- Leader: Unknown
- General Secretary: Marina Barampama
- Historical leaders: Mohamed Feruzi Zedi Feruzi
- Founder: Hussein Radjabu
- Founded: August 2002
- Split from: National Council for the Defense of Democracy – Forces for the Defense of Democracy
- Colors: Red, Green, Yellow

Party flag

= Union for Peace and Democracy =

Political party in Burundi

The Union for Peace and Democracy–Zigamibanga (Union pour la paix et la démocratie–Zigamibanga, UPD or UPD–Zigamibanga), sometimes known as the Union for Peace and Development–Zigamibanga (Union pour la paix et le développement–Zigamibanga), is a small political party in Burundi which was founded in 2002 but which only became active after 2007. The UPD is one of the parties in opposition to the ruling National Council for the Defense of Democracy – Forces for the Defense of Democracy (CNDD–FDD) party. It is seen as the party of Burundi's small Muslim community.

== History ==
The UPD was registered on 12 September 2002
. It was originally created as a front organisation in case the CNDD–FDD, which had been formed as a rebel armed group during the Burundian Civil War, was refused official recognition as a political party. When the CNDD–FDD did receive recognition in 2005, the UPD became inactive. It did not stand candidates in the legislative elections of 2005.

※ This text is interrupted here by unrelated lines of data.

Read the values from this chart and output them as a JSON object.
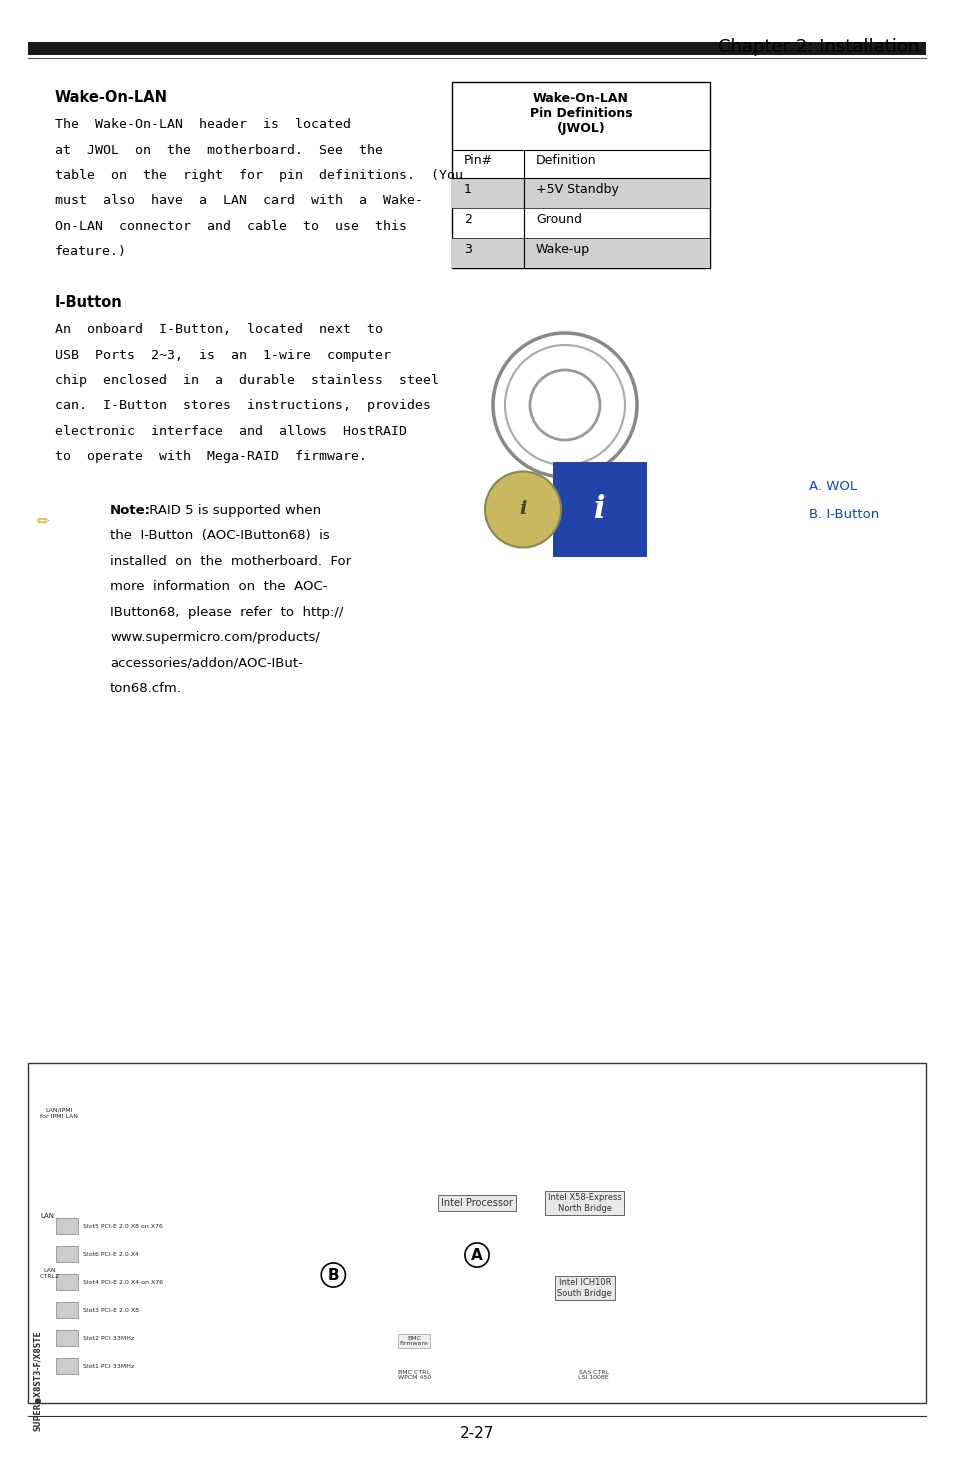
{
  "page_width": 9.54,
  "page_height": 14.58,
  "bg_color": "#ffffff",
  "header_text": "Chapter 2: Installation",
  "header_fontsize": 13,
  "page_number": "2-27",
  "section1_title": "Wake-On-LAN",
  "section1_body": [
    "The  Wake-On-LAN  header  is  located",
    "at  JWOL  on  the  motherboard.  See  the",
    "table  on  the  right  for  pin  definitions.  (You",
    "must  also  have  a  LAN  card  with  a  Wake-",
    "On-LAN  connector  and  cable  to  use  this",
    "feature.)"
  ],
  "table_title": "Wake-On-LAN\nPin Definitions\n(JWOL)",
  "table_headers": [
    "Pin#",
    "Definition"
  ],
  "table_rows": [
    [
      "1",
      "+5V Standby"
    ],
    [
      "2",
      "Ground"
    ],
    [
      "3",
      "Wake-up"
    ]
  ],
  "table_shaded_rows": [
    0,
    2
  ],
  "table_shade_color": "#d0d0d0",
  "section2_title": "I-Button",
  "section2_body": [
    "An  onboard  I-Button,  located  next  to",
    "USB  Ports  2~3,  is  an  1-wire  computer",
    "chip  enclosed  in  a  durable  stainless  steel",
    "can.  I-Button  stores  instructions,  provides",
    "electronic  interface  and  allows  HostRAID",
    "to  operate  with  Mega-RAID  firmware."
  ],
  "note_title": "Note:",
  "note_body": [
    " RAID 5 is supported when",
    "the  I-Button  (AOC-IButton68)  is",
    "installed  on  the  motherboard.  For",
    "more  information  on  the  AOC-",
    "IButton68,  please  refer  to  http://",
    "www.supermicro.com/products/",
    "accessories/addon/AOC-IBut-",
    "ton68.cfm."
  ],
  "label_a": "A. WOL",
  "label_b": "B. I-Button",
  "line_color": "#000000",
  "text_color": "#000000",
  "body_fontsize": 9.5,
  "title_fontsize": 10.5,
  "table_fontsize": 9
}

Despite playing an important role in the rise of Pierre Nkurunziza to the Presidency, Radjabu was expelled from the CNDD–FDD in 2007 and imprisoned for plotting to overthrow the government. Radjabu re-activated the UPD, installing his cousin Mohamed Feruzi as party leader. Radjabu continued to run the party from prison however. The UPD became popular within Burundi's small Muslim community from which the Radjabu family originates.

During the political unrest in Burundi in 2015, the UPD's incumbent leader, Zedi Feruzi, was assassinated in Bujumbura. His killing on 23 May 2015, during protests against the Nkurunziza regime, caused a deepening of the confrontation as the opposition suspended its participation in talks with the government. The UPD was originally part of the alliance of opposition parties known as CNARES but left in 2016.

The UPD stood in the elections for the National Assembly in May 2020 but gained just 0.05% of the vote and won no seats.